Director: Lázaro Manhiça

O Instituto Nacional de Fomento do Caju (INCAJU), a nível da província  de Nampula, lançou uma campanha de distribuição de dois milhões de mudas de cajueiro, uma operação que visa renovar o maior parque cajuícola de Moçambique.

A distribuição de mudas de cajueiro decorre desde Dezembro último com foco nos distritos que se destacam na produção da castanha de caju na província de Nampula, como Mogovolas, Moma, Angoche e ainda Lalaua, Ribáuè e Malema, onde esta cultura de rendimento tem menos expressão.

O delegado do INCAJU em Nampula, Júlio Langa, disse que a distribuição de mudas, com primazia para o sector familiar e depois o comercial, decorre da necessidade de renovação das árvores, uma vez que das 15 milhões existentes, actualmente cerca de três milhões é que beneficiam de tratamento e estão a produzir de forma efectiva e regular.

“Temos que distribuir dois milhões de mudas para plantio em toda a província de Nampula, particularmente nos distritos de Lalaua, Ribáuè e Malema, que eram considerados marginais, mas que estão também neste processo”, disse, citado pela AIM, explicando ainda que a exiguidade de pesticidas impede que todo o potencial de cajueiros produtivos seja explorado de forma cabal.

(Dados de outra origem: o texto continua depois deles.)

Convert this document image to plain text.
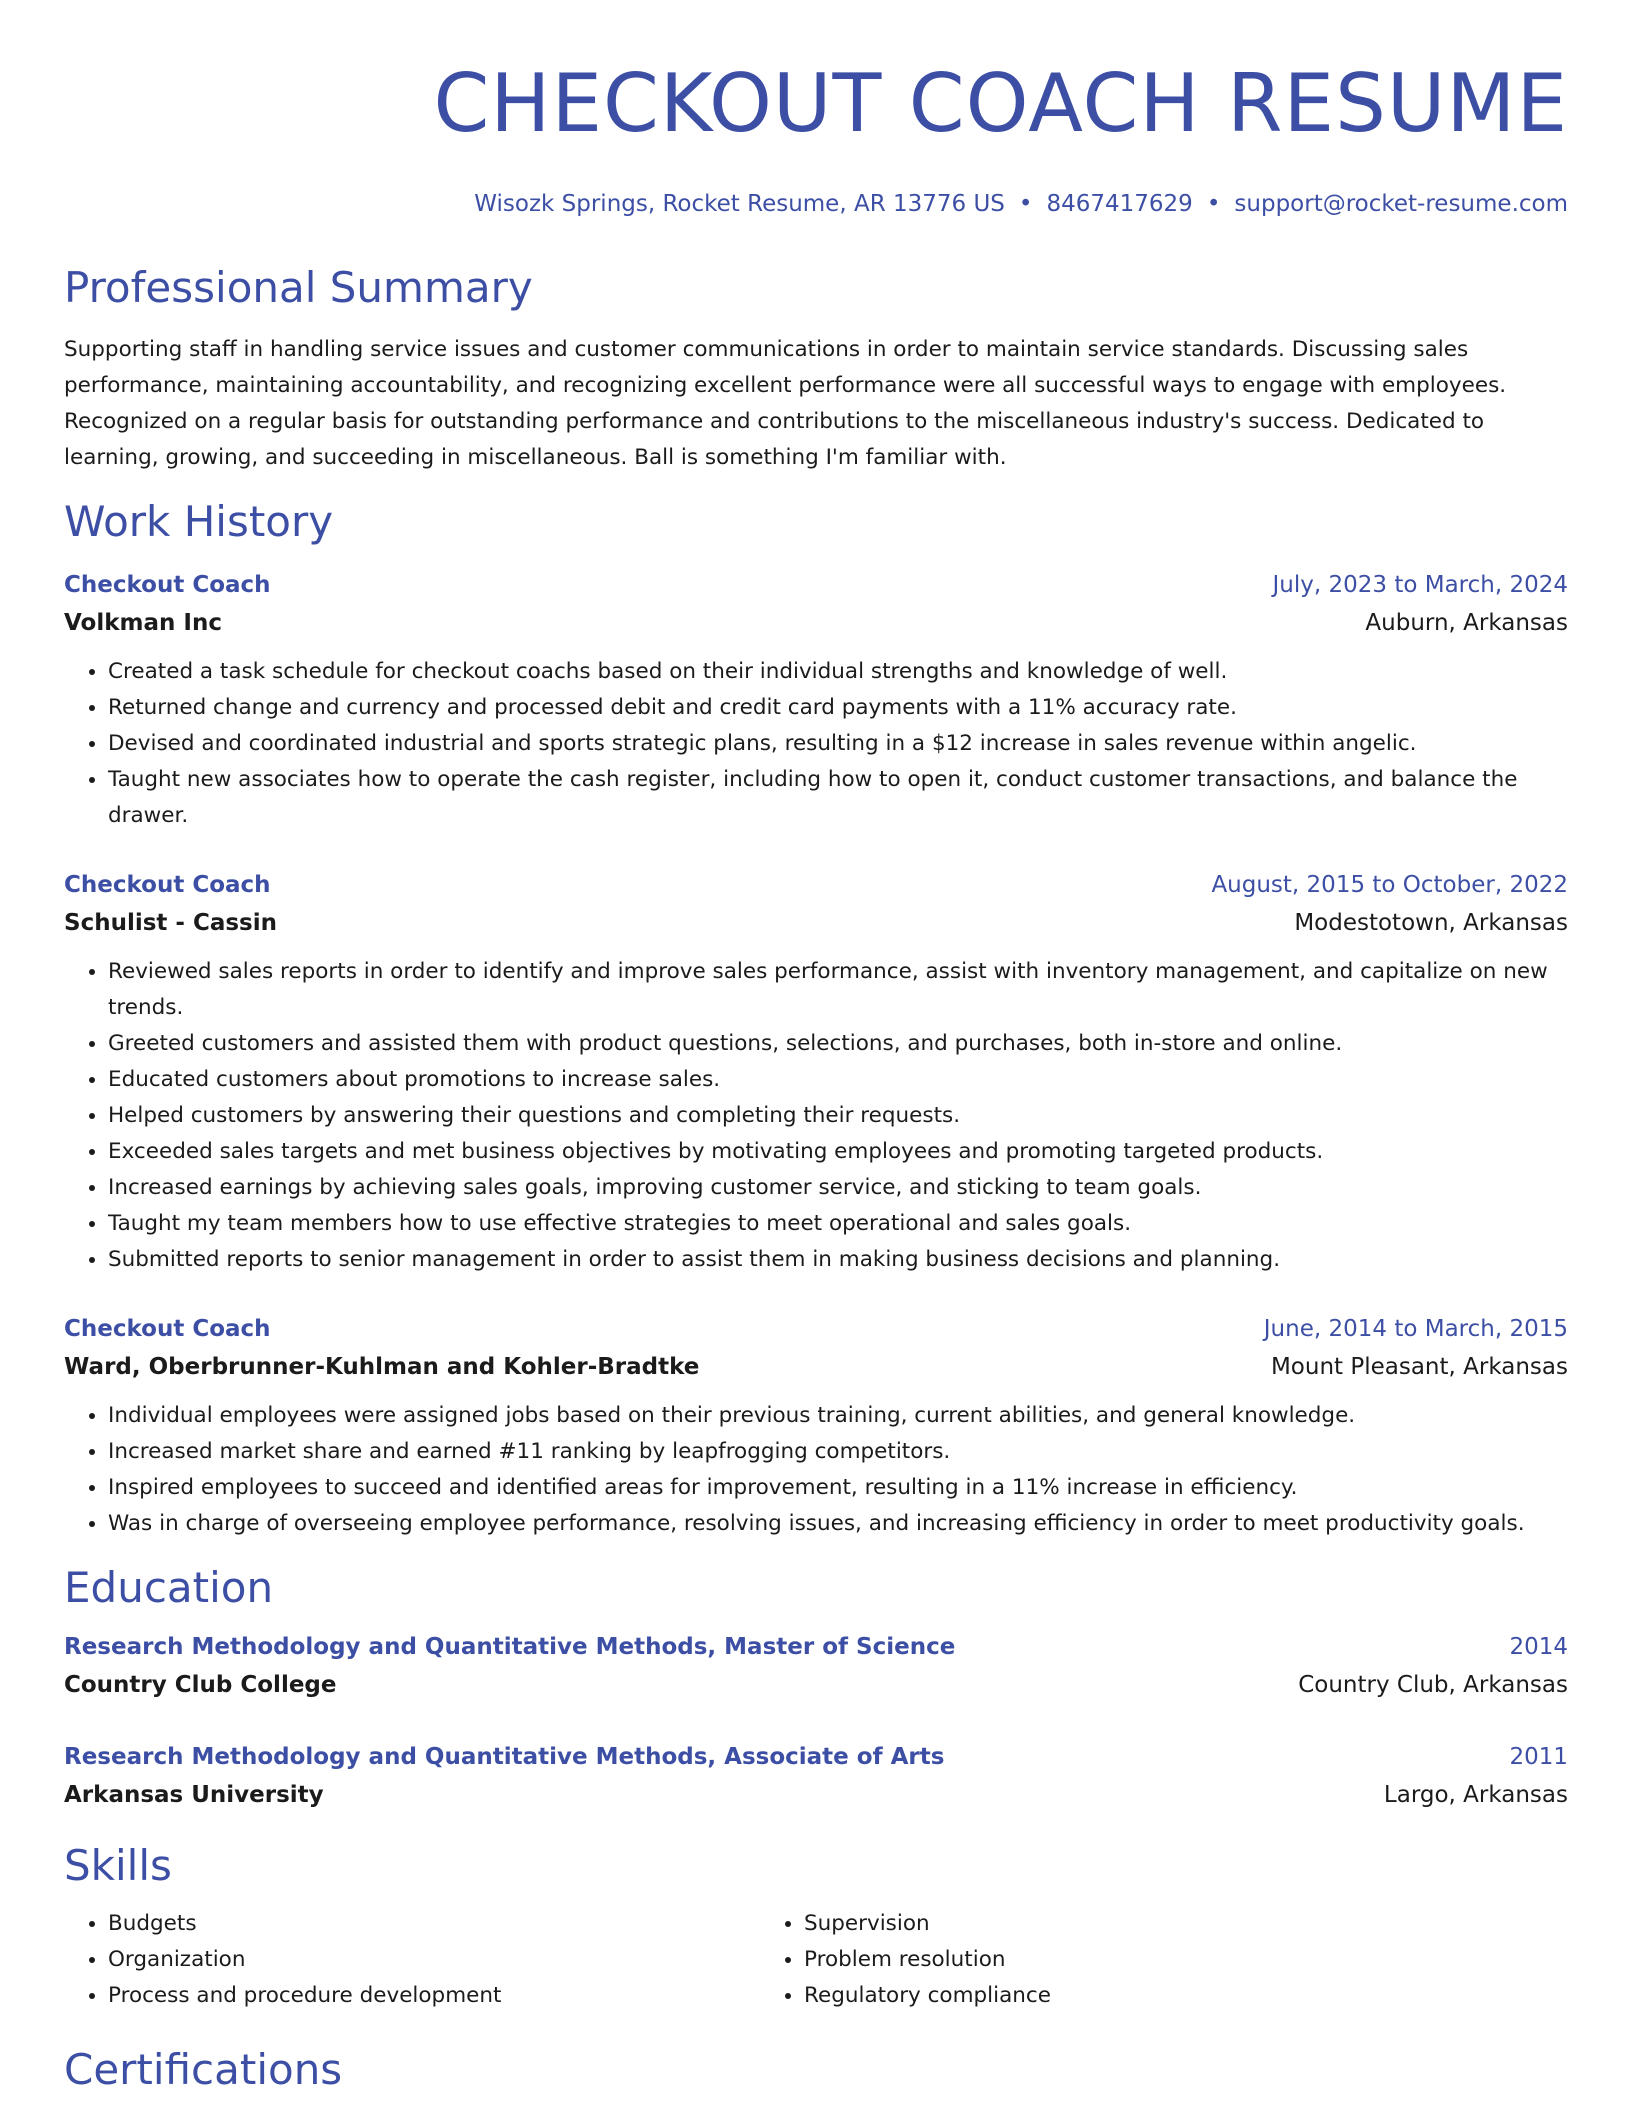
CHECKOUT COACH RESUME
Wisozk Springs, Rocket Resume, AR 13776 US • 8467417629 • support@rocket-resume.com
Professional Summary

Supporting staff in handling service issues and customer communications in order to maintain service standards. Discussing sales performance, maintaining accountability, and recognizing excellent performance were all successful ways to engage with employees. Recognized on a regular basis for outstanding performance and contributions to the miscellaneous industry's success. Dedicated to learning, growing, and succeeding in miscellaneous. Ball is something I'm familiar with.

Work History
Checkout Coach	July, 2023 to March, 2024
Volkman Inc	Auburn, Arkansas
• Created a task schedule for checkout coachs based on their individual strengths and knowledge of well.
• Returned change and currency and processed debit and credit card payments with a 11% accuracy rate.
• Devised and coordinated industrial and sports strategic plans, resulting in a $12 increase in sales revenue within angelic.
• Taught new associates how to operate the cash register, including how to open it, conduct customer transactions, and balance the drawer.
Checkout Coach	August, 2015 to October, 2022
Schulist - Cassin	Modestotown, Arkansas
• Reviewed sales reports in order to identify and improve sales performance, assist with inventory management, and capitalize on new trends.
• Greeted customers and assisted them with product questions, selections, and purchases, both in-store and online.
• Educated customers about promotions to increase sales.
• Helped customers by answering their questions and completing their requests.
• Exceeded sales targets and met business objectives by motivating employees and promoting targeted products.
• Increased earnings by achieving sales goals, improving customer service, and sticking to team goals.
• Taught my team members how to use effective strategies to meet operational and sales goals.
• Submitted reports to senior management in order to assist them in making business decisions and planning.
Checkout Coach	June, 2014 to March, 2015
Ward, Oberbrunner-Kuhlman and Kohler-Bradtke	Mount Pleasant, Arkansas
• Individual employees were assigned jobs based on their previous training, current abilities, and general knowledge.
• Increased market share and earned #11 ranking by leapfrogging competitors.
• Inspired employees to succeed and identified areas for improvement, resulting in a 11% increase in efficiency.
• Was in charge of overseeing employee performance, resolving issues, and increasing efficiency in order to meet productivity goals.
Education
Research Methodology and Quantitative Methods, Master of Science	2014
Country Club College	Country Club, Arkansas
Research Methodology and Quantitative Methods, Associate of Arts	2011
Arkansas University	Largo, Arkansas
Skills
• Budgets
• Organization
• Process and procedure development
• Supervision
• Problem resolution
• Regulatory compliance
Certifications
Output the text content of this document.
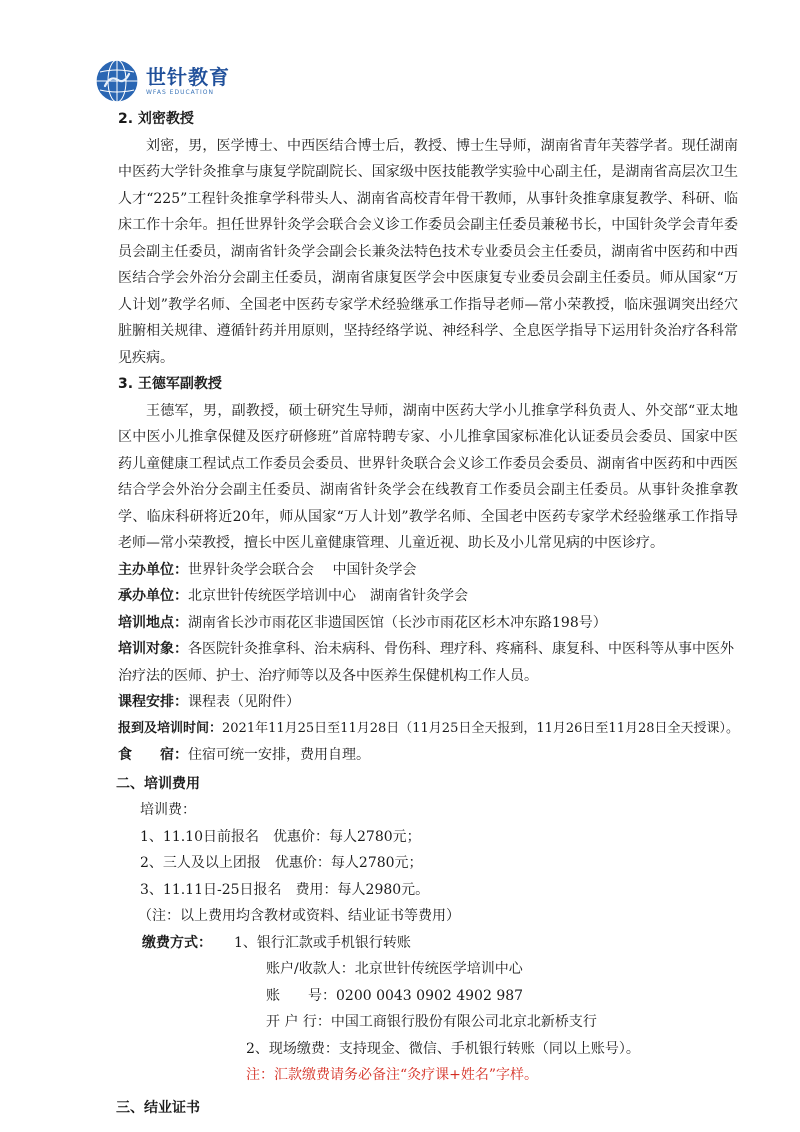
世针教育
WFAS EDUCATION

2. 刘密教授

刘密，男，医学博士、中西医结合博士后，教授、博士生导师，湖南省青年芙蓉学者。现任湖南中医药大学针灸推拿与康复学院副院长、国家级中医技能教学实验中心副主任，是湖南省高层次卫生人才“225”工程针灸推拿学科带头人、湖南省高校青年骨干教师，从事针灸推拿康复教学、科研、临床工作十余年。担任世界针灸学会联合会义诊工作委员会副主任委员兼秘书长，中国针灸学会青年委员会副主任委员，湖南省针灸学会副会长兼灸法特色技术专业委员会主任委员，湖南省中医药和中西医结合学会外治分会副主任委员，湖南省康复医学会中医康复专业委员会副主任委员。师从国家“万人计划”教学名师、全国老中医药专家学术经验继承工作指导老师—常小荣教授，临床强调突出经穴脏腑相关规律、遵循针药并用原则，坚持经络学说、神经科学、全息医学指导下运用针灸治疗各科常见疾病。

3. 王德军副教授

王德军，男，副教授，硕士研究生导师，湖南中医药大学小儿推拿学科负责人、外交部“亚太地区中医小儿推拿保健及医疗研修班”首席特聘专家、小儿推拿国家标准化认证委员会委员、国家中医药儿童健康工程试点工作委员会委员、世界针灸联合会义诊工作委员会委员、湖南省中医药和中西医结合学会外治分会副主任委员、湖南省针灸学会在线教育工作委员会副主任委员。从事针灸推拿教学、临床科研将近20年，师从国家“万人计划”教学名师、全国老中医药专家学术经验继承工作指导老师—常小荣教授，擅长中医儿童健康管理、儿童近视、助长及小儿常见病的中医诊疗。

主办单位：世界针灸学会联合会　 中国针灸学会

承办单位：北京世针传统医学培训中心　湖南省针灸学会

培训地点：湖南省长沙市雨花区非遗国医馆（长沙市雨花区杉木冲东路198号）

培训对象：各医院针灸推拿科、治未病科、骨伤科、理疗科、疼痛科、康复科、中医科等从事中医外治疗法的医师、护士、治疗师等以及各中医养生保健机构工作人员。

课程安排：课程表（见附件）

报到及培训时间：2021年11月25日至11月28日（11月25日全天报到，11月26日至11月28日全天授课）。

食　　宿：住宿可统一安排，费用自理。

二、培训费用

培训费：

1、11.10日前报名 优惠价：每人2780元；

2、三人及以上团报 优惠价：每人2780元；

3、11.11日-25日报名 费用：每人2980元。

（注：以上费用均含教材或资料、结业证书等费用）

缴费方式： 1、银行汇款或手机银行转账

账户/收款人：北京世针传统医学培训中心

账　　号：0200 0043 0902 4902 987

开 户 行：中国工商银行股份有限公司北京北新桥支行

2、现场缴费：支持现金、微信、手机银行转账（同以上账号）。

注：汇款缴费请务必备注“灸疗课+姓名”字样。

三、结业证书
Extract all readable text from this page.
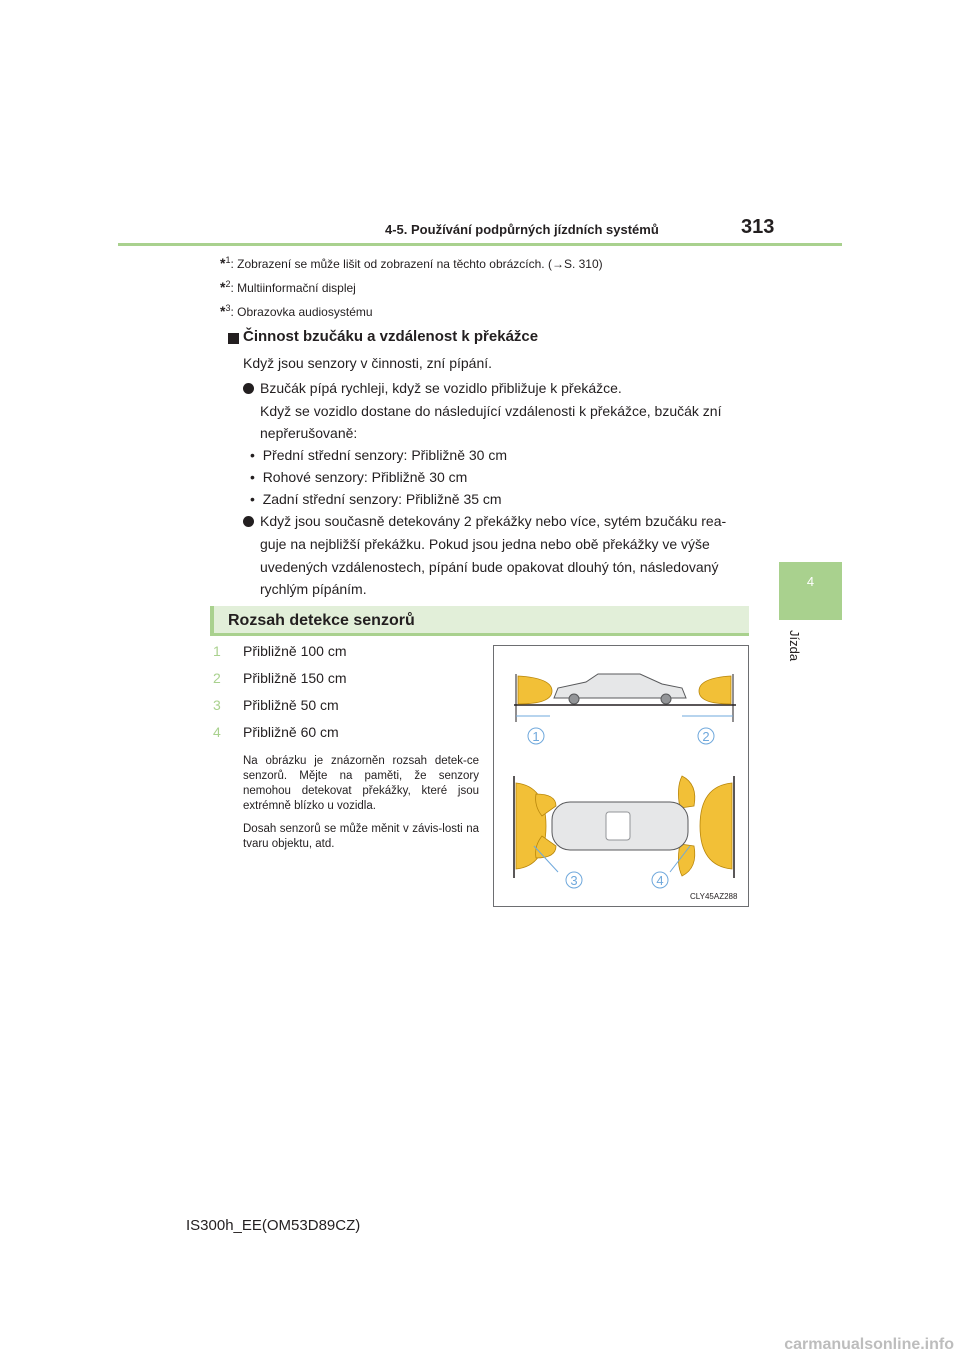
4-5. Používání podpůrných jízdních systémů	313
4
Jízda
*$^1$: Zobrazení se může lišit od zobrazení na těchto obrázcích. (→S. 310)
*$^2$: Multiinformační displej
*$^3$: Obrazovka audiosystému
Činnost bzučáku a vzdálenost k překážce
Když jsou senzory v činnosti, zní pípání.
Bzučák pípá rychleji, když se vozidlo přibližuje k překážce.
Když se vozidlo dostane do následující vzdálenosti k překážce, bzučák zní
nepřerušovaně:
•  Přední střední senzory: Přibližně 30 cm
•  Rohové senzory: Přibližně 30 cm
•  Zadní střední senzory: Přibližně 35 cm
Když jsou současně detekovány 2 překážky nebo více, sytém bzučáku rea-
guje na nejbližší překážku. Pokud jsou jedna nebo obě překážky ve výše
uvedených vzdálenostech, pípání bude opakovat dlouhý tón, následovaný
rychlým pípáním.
Rozsah detekce senzorů
1 Přibližně 100 cm
2 Přibližně 150 cm
3 Přibližně 50 cm
4 Přibližně 60 cm
Na obrázku je znázorněn rozsah detek-ce senzorů. Mějte na paměti, že senzory nemohou detekovat překážky, které jsou extrémně blízko u vozidla.
Dosah senzorů se může měnit v závis-losti na tvaru objektu, atd.
1	2
3	4
CLY45AZ288
IS300h_EE(OM53D89CZ)
carmanualsonline.info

“De acordo com o inquérito especial, Nampula tem cerca de 15 milhões de cajueiros produtivos mas, neste momento, por causa da escassez de pesticidas estamos a pulverizar três milhões, mas isso não impede que quem possa adquirir os produtos junto aos provedores o faça para o controlo de pragas e doenças de cajueiros”, informou.

Relativamente à projecção de comercialização para a época 2020/2021, Júlio Langa disse que se espera um crescimento na ordem dos seis por cento.

“Estamos a projectar um crescimento entre seis e sete por cento, o que significa aumentar para 76 a 78 mil toneladas para comercializar. Na campanha transacta, o plano era alcançar as 73 mil toneladas, mas por razões diversas ficamo-nos nas 66 mil”, explicou.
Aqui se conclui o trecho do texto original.